Overall, women should receive correct and full information from their health-care providers so that they are in a position to make informed choices.
Recommendations for women at high risk of HIV infection
- Women at high risk of HIV can continue to use all existing hormonal contraceptive methods without restriction.
- It is critically important that women at risk of HIV infection have access to and use condoms, male or female, and where appropriate, other measures to prevent and reduce their risk of HIV infection and sexually transmitted infections (STIs).
- Because of the inconclusive nature of the body of evidence on progestogen-only injectable contraception and risk of HIV acquisition, women using progestogen-only injectable contraception should be strongly advised to also always use condoms, male or female, and other preventive measures.
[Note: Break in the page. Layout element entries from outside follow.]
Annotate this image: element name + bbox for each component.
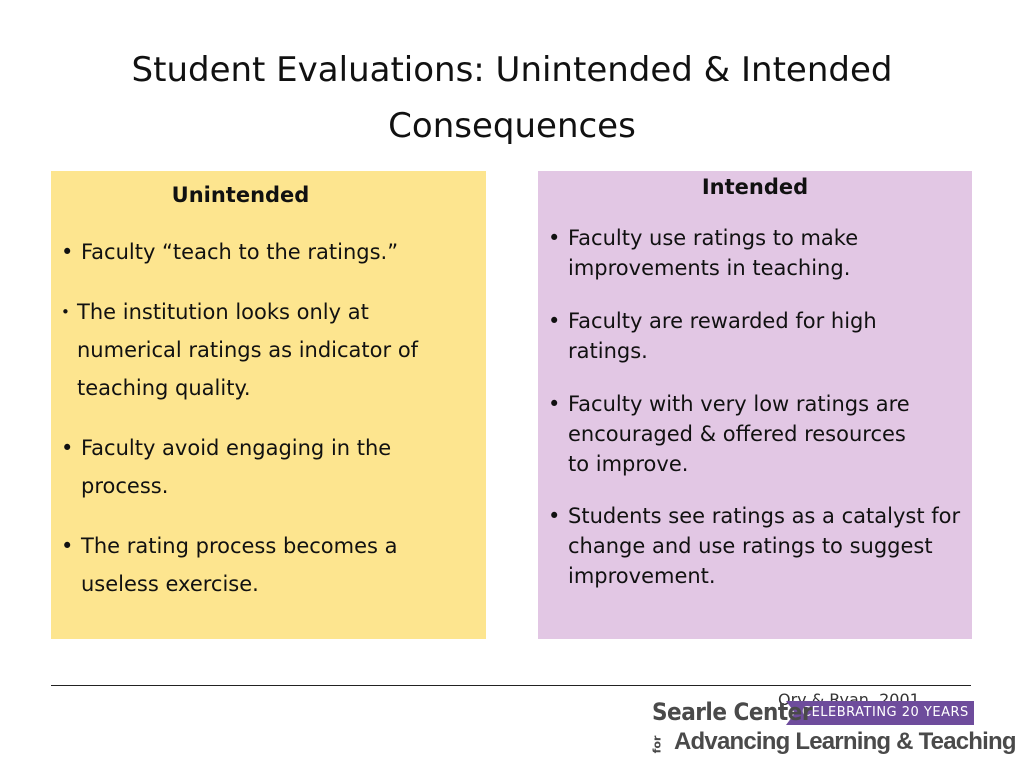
slide-title: Student Evaluations: Unintended & Intend… — [131, 50, 893, 146]
intended-panel: Intended • Faculty use ratings to make im… — [538, 171, 972, 639]
bullet-icon: • — [61, 240, 74, 264]
list-item: • Faculty with very low ratings are encou… — [548, 389, 968, 479]
bullet-icon: • — [61, 436, 74, 460]
footer-divider — [51, 685, 971, 686]
searle-center-logo: CELEBRATING 20 YEARS Searle Center for A… — [650, 698, 1016, 760]
list-item: • The rating process becomes a useless ex… — [61, 527, 481, 603]
list-item: • Students see ratings as a catalyst for … — [548, 501, 968, 591]
logo-for: for — [650, 735, 664, 754]
bullet-icon: • — [61, 303, 70, 321]
logo-tagline: Advancing Learning & Teaching — [674, 728, 1017, 755]
list-item: • Faculty use ratings to make improvement… — [548, 223, 968, 283]
logo-banner-text: CELEBRATING 20 YEARS — [802, 705, 969, 720]
list-item: • The institution looks only at numerical… — [61, 293, 481, 407]
bullet-icon: • — [548, 309, 561, 333]
bullet-icon: • — [548, 392, 561, 416]
logo-name: Searle Center — [652, 698, 812, 726]
list-item: • Faculty are rewarded for high ratings. — [548, 306, 968, 366]
unintended-panel: Unintended • Faculty “teach to the rating… — [51, 171, 486, 639]
intended-heading: Intended — [701, 175, 809, 199]
bullet-icon: • — [548, 226, 561, 250]
list-item: • Faculty avoid engaging in the process. — [61, 429, 481, 505]
bullet-icon: • — [61, 534, 74, 558]
bullet-icon: • — [548, 504, 561, 528]
list-item: • Faculty “teach to the ratings.” — [61, 233, 481, 271]
unintended-heading: Unintended — [171, 183, 310, 207]
logo-banner — [786, 701, 974, 725]
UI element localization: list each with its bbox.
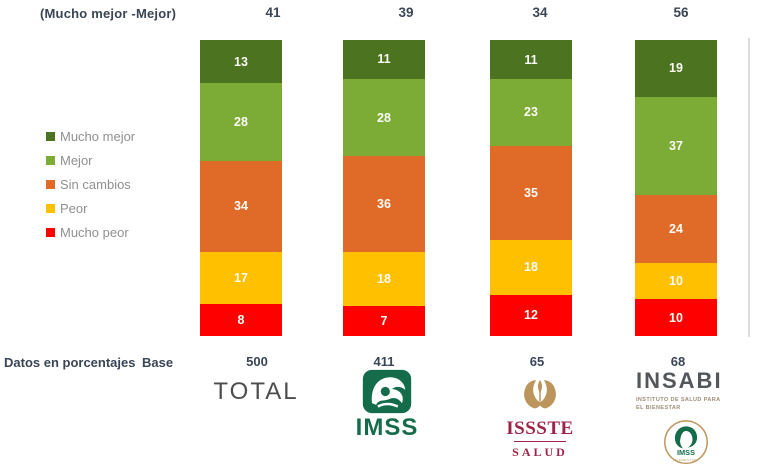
bar-segment-sin-cambios: 35: [490, 145, 572, 240]
segment-value-label: 12: [524, 308, 538, 323]
base-value: 65: [529, 354, 545, 369]
legend-label: Mucho peor: [60, 224, 129, 240]
top-total-value: 56: [673, 5, 689, 20]
issste-wordmark: ISSSTE: [506, 418, 574, 439]
percent-note: Datos en porcentajes: [4, 355, 136, 370]
segment-value-label: 7: [380, 314, 388, 329]
bar-segment-mucho-mejor: 19: [635, 40, 717, 97]
badge-imss-text: IMSS: [677, 448, 695, 457]
segment-value-label: 8: [237, 312, 245, 327]
bar-segment-sin-cambios: 24: [635, 194, 717, 263]
header-label: (Mucho mejor -Mejor): [40, 6, 177, 21]
top-total-value: 34: [532, 5, 548, 20]
legend-swatch-icon: [46, 203, 55, 213]
issste-divider: [514, 441, 566, 442]
insabi-logo: INSABI INSTITUTO DE SALUD PARA EL BIENES…: [636, 370, 736, 469]
insabi-wordmark: INSABI: [636, 368, 723, 393]
legend-swatch-icon: [46, 131, 55, 141]
legend-item-peor: Peor: [46, 200, 135, 216]
legend-swatch-icon: [46, 179, 55, 189]
legend-label: Mucho mejor: [60, 128, 136, 144]
plot-right-border: [748, 38, 750, 337]
segment-value-label: 18: [524, 260, 538, 275]
insabi-subtitle: INSTITUTO DE SALUD PARA EL BIENESTAR: [636, 396, 736, 413]
segment-value-label: 18: [377, 271, 391, 286]
bar-segment-mucho-mejor: 11: [343, 40, 425, 79]
segment-value-label: 34: [234, 199, 248, 214]
legend-item-mucho-mejor: Mucho mejor: [46, 128, 136, 144]
imss-bienestar-badge-icon: IMSS BIENESTAR: [664, 419, 708, 464]
legend-label: Mejor: [60, 152, 93, 168]
legend-swatch-icon: [46, 227, 55, 237]
issste-logo: ISSSTE SALUD: [500, 374, 580, 458]
bar-segment-mucho-mejor: 11: [490, 40, 572, 80]
legend-label: Sin cambios: [60, 176, 131, 192]
stacked-bar-imss: 11 28 36 18 7: [343, 40, 425, 336]
legend-swatch-icon: [46, 155, 55, 165]
imss-wordmark: IMSS: [355, 414, 419, 441]
bar-segment-mejor: 37: [635, 96, 717, 195]
stacked-bar-insabi: 19 37 24 10 10: [635, 40, 717, 336]
bar-segment-mucho-peor: 10: [635, 299, 717, 336]
issste-salud-label: SALUD: [512, 445, 568, 459]
base-label: Base: [142, 355, 174, 370]
segment-value-label: 35: [524, 185, 538, 200]
base-value: 500: [246, 354, 268, 369]
base-value: 68: [670, 354, 686, 369]
segment-value-label: 11: [524, 52, 538, 67]
bar-segment-mucho-peor: 12: [490, 294, 572, 336]
insabi-subtitle-line1: INSTITUTO DE SALUD PARA: [636, 397, 721, 403]
segment-value-label: 28: [234, 115, 248, 130]
segment-value-label: 23: [524, 105, 538, 120]
imss-logo: IMSS: [347, 369, 427, 440]
imss-eagle-icon: [362, 369, 412, 414]
top-total-value: 39: [398, 5, 414, 20]
segment-value-label: 19: [669, 61, 683, 76]
badge-bienestar-text: BIENESTAR: [675, 458, 698, 462]
bar-segment-peor: 18: [343, 251, 425, 307]
segment-value-label: 24: [669, 221, 683, 236]
stacked-bar-issste-salud: 11 23 35 18 12: [490, 40, 572, 336]
bar-segment-mucho-mejor: 13: [200, 40, 282, 84]
bar-segment-mucho-peor: 8: [200, 303, 282, 336]
bar-segment-peor: 10: [635, 262, 717, 300]
segment-value-label: 17: [234, 270, 248, 285]
segment-value-label: 37: [669, 138, 683, 153]
bar-segment-sin-cambios: 36: [343, 156, 425, 252]
segment-value-label: 10: [669, 310, 683, 325]
segment-value-label: 28: [377, 110, 391, 125]
issste-hands-icon: [524, 380, 556, 409]
category-label-total: TOTAL: [213, 378, 299, 405]
legend-item-sin-cambios: Sin cambios: [46, 176, 135, 192]
segment-value-label: 11: [377, 52, 391, 67]
base-value: 411: [373, 354, 395, 369]
insabi-subtitle-line2: EL BIENESTAR: [636, 405, 681, 412]
legend-label: Peor: [60, 200, 88, 216]
legend-item-mucho-peor: Mucho peor: [46, 224, 135, 240]
legend-item-mejor: Mejor: [46, 152, 135, 168]
bar-segment-sin-cambios: 34: [200, 160, 282, 252]
stacked-bar-total: 13 28 34 17 8: [200, 40, 282, 336]
segment-value-label: 10: [669, 274, 683, 289]
bar-segment-mejor: 28: [200, 83, 282, 161]
top-total-value: 41: [265, 5, 281, 20]
segment-value-label: 13: [234, 54, 248, 69]
bar-segment-mejor: 23: [490, 79, 572, 146]
bar-segment-mucho-peor: 7: [343, 306, 425, 336]
segment-value-label: 36: [377, 196, 391, 211]
bar-segment-peor: 18: [490, 239, 572, 295]
bar-segment-peor: 17: [200, 251, 282, 304]
legend: Mucho mejor Mejor Sin cambios Peor Mucho peo…: [46, 129, 135, 249]
bar-segment-mejor: 28: [343, 78, 425, 157]
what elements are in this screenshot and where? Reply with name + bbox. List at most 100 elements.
Condoms must be used consistently and correctly to prevent infection.
Recommendations for women living with HIV infection
- Women living with HIV can continue to use all existing hormonal contraceptive methods without restriction.
- Consistent and correct use of condoms, male or female, is critical for prevention of HIV transmission to non-infected sexual partners.
- Voluntary use of contraception by HIV-positive women who wish to prevent pregnancy continues to be an important strategy for the reduction of mother-to-child HIV transmission.